Language forms framework and communicates values
The current Canada Labour Code has folded harassment under the category of "health and safety." Hershcovis argues that this is not enough. “From a lay person’s perspective, reading through the code it appears to focus mostly on physical safety, which of course is very important. But I think workplace respect is equally important,” she told the committee. “I suggest that the committee replace the term 'health and safety' with something like 'health, safety, and respectful treatment' wherever it makes sense to do so.” In any piece of legislation the language used is important as it forms both the framework for the bill and it also has the power to communicate the country’s stand towards an issue.
Creating safe space for reporting
“Because of the power differential, reporting harassment is a big problem,” says Hershcovis. Her recommendation for the revised bill is to have it clearly state, “Where the supervisor is the source of the complaint, employees may take their complaint directly to the Labour Board.”
Calling for culture change
The last recommendation that Hershcovis had for the committee was to reach beyond what was currently on paper. She asked the committee to address the issue of repeat offences — as a way to truly inspire change in workplace culture. “Since workplace harassment is often driven by cultural norms, organizations that are found to be in violation of the Labour Code on more than one occasion would benefit from civility training. I think the Labour Code should specify mandated training in these circumstances,” said Hershcovis.
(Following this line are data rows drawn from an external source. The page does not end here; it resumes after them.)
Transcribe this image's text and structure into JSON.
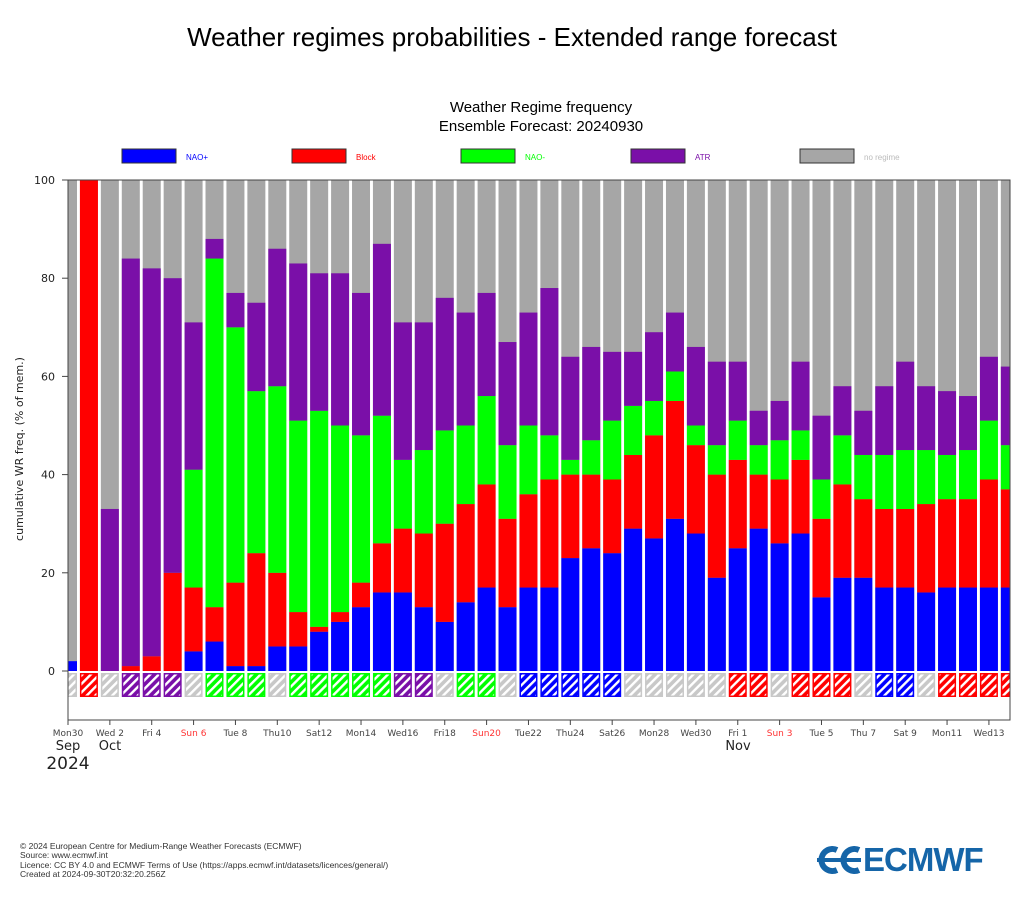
{
  "page_title": "Weather regimes probabilities - Extended range forecast",
  "chart_data": {
    "type": "bar",
    "stacked": true,
    "title": "Weather Regime frequency",
    "subtitle": "Ensemble Forecast: 20240930",
    "ylabel": "cumulative WR freq. (% of mem.)",
    "xlabel": "",
    "ylim": [
      -10,
      100
    ],
    "yticks": [
      0,
      20,
      40,
      60,
      80,
      100
    ],
    "grid": false,
    "legend_position": "top",
    "dates": [
      "2024-09-30",
      "2024-10-01",
      "2024-10-02",
      "2024-10-03",
      "2024-10-04",
      "2024-10-05",
      "2024-10-06",
      "2024-10-07",
      "2024-10-08",
      "2024-10-09",
      "2024-10-10",
      "2024-10-11",
      "2024-10-12",
      "2024-10-13",
      "2024-10-14",
      "2024-10-15",
      "2024-10-16",
      "2024-10-17",
      "2024-10-18",
      "2024-10-19",
      "2024-10-20",
      "2024-10-21",
      "2024-10-22",
      "2024-10-23",
      "2024-10-24",
      "2024-10-25",
      "2024-10-26",
      "2024-10-27",
      "2024-10-28",
      "2024-10-29",
      "2024-10-30",
      "2024-10-31",
      "2024-11-01",
      "2024-11-02",
      "2024-11-03",
      "2024-11-04",
      "2024-11-05",
      "2024-11-06",
      "2024-11-07",
      "2024-11-08",
      "2024-11-09",
      "2024-11-10",
      "2024-11-11",
      "2024-11-12",
      "2024-11-13",
      "2024-11-14"
    ],
    "series": [
      {
        "name": "NAO+",
        "color": "#0000ff",
        "values": [
          2,
          0,
          0,
          0,
          0,
          0,
          4,
          6,
          1,
          1,
          5,
          5,
          8,
          10,
          13,
          16,
          16,
          13,
          10,
          14,
          17,
          13,
          17,
          17,
          23,
          25,
          24,
          29,
          27,
          31,
          28,
          19,
          25,
          29,
          26,
          28,
          15,
          19,
          19,
          17,
          17,
          16,
          17,
          17,
          17,
          17
        ]
      },
      {
        "name": "Block",
        "color": "#ff0000",
        "values": [
          0,
          100,
          0,
          1,
          3,
          20,
          13,
          7,
          17,
          23,
          15,
          7,
          1,
          2,
          5,
          10,
          13,
          15,
          20,
          20,
          21,
          18,
          19,
          22,
          17,
          15,
          15,
          15,
          21,
          24,
          18,
          21,
          18,
          11,
          13,
          15,
          16,
          19,
          16,
          16,
          16,
          18,
          18,
          18,
          22,
          20
        ]
      },
      {
        "name": "NAO-",
        "color": "#00ff00",
        "values": [
          0,
          0,
          0,
          0,
          0,
          0,
          24,
          71,
          52,
          33,
          38,
          39,
          44,
          38,
          30,
          26,
          14,
          17,
          19,
          16,
          18,
          15,
          14,
          9,
          3,
          7,
          12,
          10,
          7,
          6,
          4,
          6,
          8,
          6,
          8,
          6,
          8,
          10,
          9,
          11,
          12,
          11,
          9,
          10,
          12,
          9
        ]
      },
      {
        "name": "ATR",
        "color": "#7a0fa8",
        "values": [
          0,
          0,
          33,
          83,
          79,
          60,
          30,
          4,
          7,
          18,
          28,
          32,
          28,
          31,
          29,
          35,
          28,
          26,
          27,
          23,
          21,
          21,
          23,
          30,
          21,
          19,
          14,
          11,
          14,
          12,
          16,
          17,
          12,
          7,
          8,
          14,
          13,
          10,
          9,
          14,
          18,
          13,
          13,
          11,
          13,
          16
        ]
      },
      {
        "name": "no regime",
        "color": "#a6a6a6"
      }
    ],
    "dominant_regime": [
      "no regime",
      "Block",
      "no regime",
      "ATR",
      "ATR",
      "ATR",
      "no regime",
      "NAO-",
      "NAO-",
      "NAO-",
      "no regime",
      "NAO-",
      "NAO-",
      "NAO-",
      "NAO-",
      "NAO-",
      "ATR",
      "ATR",
      "no regime",
      "NAO-",
      "NAO-",
      "no regime",
      "NAO+",
      "NAO+",
      "NAO+",
      "NAO+",
      "NAO+",
      "no regime",
      "no regime",
      "no regime",
      "no regime",
      "no regime",
      "Block",
      "Block",
      "no regime",
      "Block",
      "Block",
      "Block",
      "no regime",
      "NAO+",
      "NAO+",
      "no regime",
      "Block",
      "Block",
      "Block",
      "Block"
    ],
    "xtick_labels": [
      {
        "label": "Mon30"
      },
      {
        "label": "Wed 2"
      },
      {
        "label": "Fri 4"
      },
      {
        "label": "Sun 6",
        "sunday": true
      },
      {
        "label": "Tue 8"
      },
      {
        "label": "Thu10"
      },
      {
        "label": "Sat12"
      },
      {
        "label": "Mon14"
      },
      {
        "label": "Wed16"
      },
      {
        "label": "Fri18"
      },
      {
        "label": "Sun20",
        "sunday": true
      },
      {
        "label": "Tue22"
      },
      {
        "label": "Thu24"
      },
      {
        "label": "Sat26"
      },
      {
        "label": "Mon28"
      },
      {
        "label": "Wed30"
      },
      {
        "label": "Fri 1"
      },
      {
        "label": "Sun 3",
        "sunday": true
      },
      {
        "label": "Tue 5"
      },
      {
        "label": "Thu 7"
      },
      {
        "label": "Sat 9"
      },
      {
        "label": "Mon11"
      },
      {
        "label": "Wed13"
      }
    ],
    "month_labels": {
      "sep": "Sep",
      "oct": "Oct",
      "nov": "Nov",
      "year": "2024"
    },
    "sunday_color": "#ff3333"
  },
  "footer": {
    "line1": "© 2024 European Centre for Medium-Range Weather Forecasts (ECMWF)",
    "line2": "Source: www.ecmwf.int",
    "line3": "Licence: CC BY 4.0 and ECMWF Terms of Use (https://apps.ecmwf.int/datasets/licences/general/)",
    "line4": "Created at 2024-09-30T20:32:20.256Z"
  },
  "logo": {
    "text": "ECMWF",
    "color": "#1565a8"
  }
}
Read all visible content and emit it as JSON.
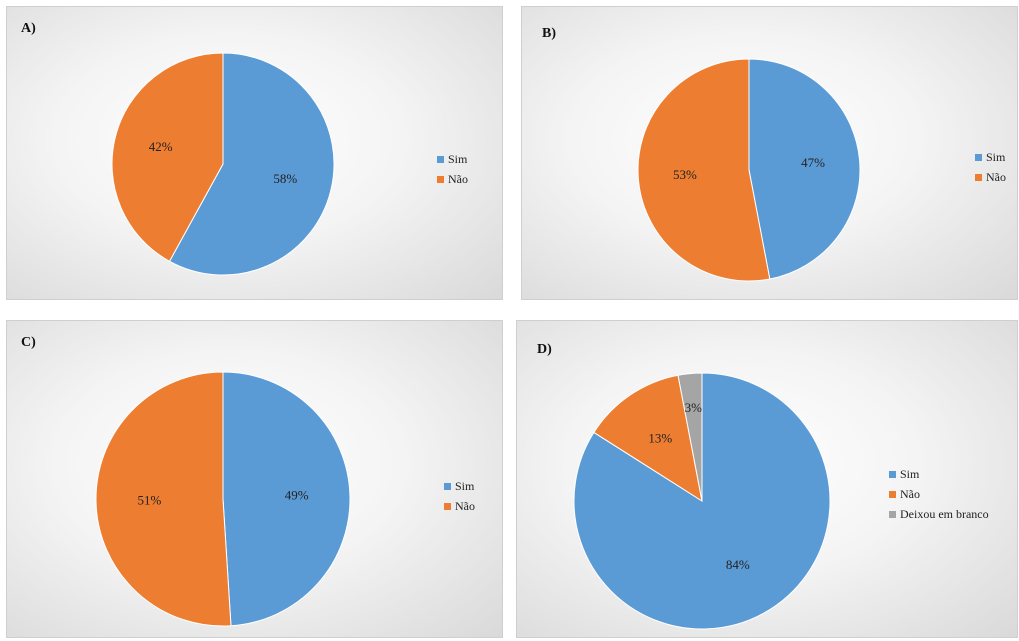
{
  "chart_data": [
    {
      "type": "pie",
      "panel_label": "A)",
      "slices": [
        {
          "label": "Sim",
          "value": 58,
          "text": "58%",
          "color": "#5b9bd5"
        },
        {
          "label": "Não",
          "value": 42,
          "text": "42%",
          "color": "#ed7d31"
        }
      ],
      "legend": [
        "Sim",
        "Não"
      ],
      "legend_position": "right"
    },
    {
      "type": "pie",
      "panel_label": "B)",
      "slices": [
        {
          "label": "Sim",
          "value": 47,
          "text": "47%",
          "color": "#5b9bd5"
        },
        {
          "label": "Não",
          "value": 53,
          "text": "53%",
          "color": "#ed7d31"
        }
      ],
      "legend": [
        "Sim",
        "Não"
      ],
      "legend_position": "right"
    },
    {
      "type": "pie",
      "panel_label": "C)",
      "slices": [
        {
          "label": "Sim",
          "value": 49,
          "text": "49%",
          "color": "#5b9bd5"
        },
        {
          "label": "Não",
          "value": 51,
          "text": "51%",
          "color": "#ed7d31"
        }
      ],
      "legend": [
        "Sim",
        "Não"
      ],
      "legend_position": "right"
    },
    {
      "type": "pie",
      "panel_label": "D)",
      "slices": [
        {
          "label": "Sim",
          "value": 84,
          "text": "84%",
          "color": "#5b9bd5"
        },
        {
          "label": "Não",
          "value": 13,
          "text": "13%",
          "color": "#ed7d31"
        },
        {
          "label": "Deixou em branco",
          "value": 3,
          "text": "3%",
          "color": "#a5a5a5"
        }
      ],
      "legend": [
        "Sim",
        "Não",
        "Deixou em branco"
      ],
      "legend_position": "right"
    }
  ]
}
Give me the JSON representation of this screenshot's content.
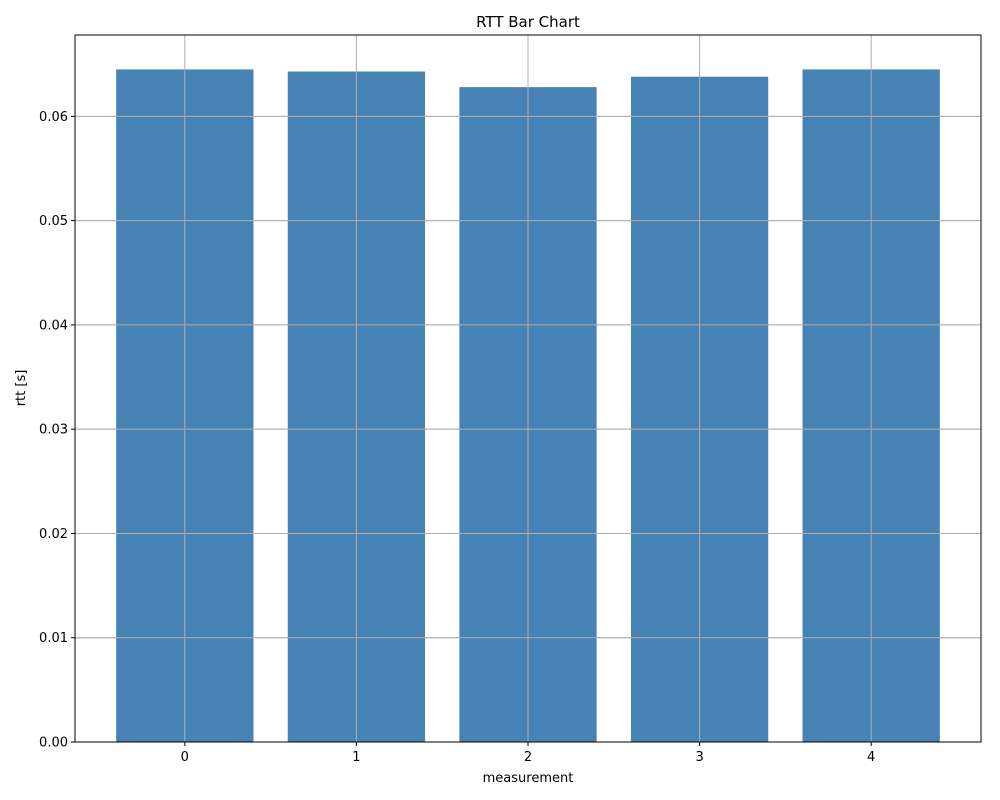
{
  "chart_data": {
    "type": "bar",
    "title": "RTT Bar Chart",
    "xlabel": "measurement",
    "ylabel": "rtt [s]",
    "categories": [
      "0",
      "1",
      "2",
      "3",
      "4"
    ],
    "values": [
      0.0645,
      0.0643,
      0.0628,
      0.0638,
      0.0645
    ],
    "ylim": [
      0,
      0.0678
    ],
    "yticks": [
      "0.00",
      "0.01",
      "0.02",
      "0.03",
      "0.04",
      "0.05",
      "0.06"
    ],
    "grid": true,
    "bar_color": "#4682b4",
    "grid_color": "#b0b0b0"
  }
}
Bill C-65 had its second reading in the Senate on May 10, 2018.
As a researcher who has been specifically focused on the issue of harassment since 2004, it has been a tremendous opportunity for Hershcovis to bring her knowledge to Parliament Hill both for the committee exploring Bill C-65 and also as an expert to a Senate subcommittee that will be reviewing the Senate Policy on Prevention and Resolution of Harassment in the Workplace, where she will be participating in discussions with Senators on June 12.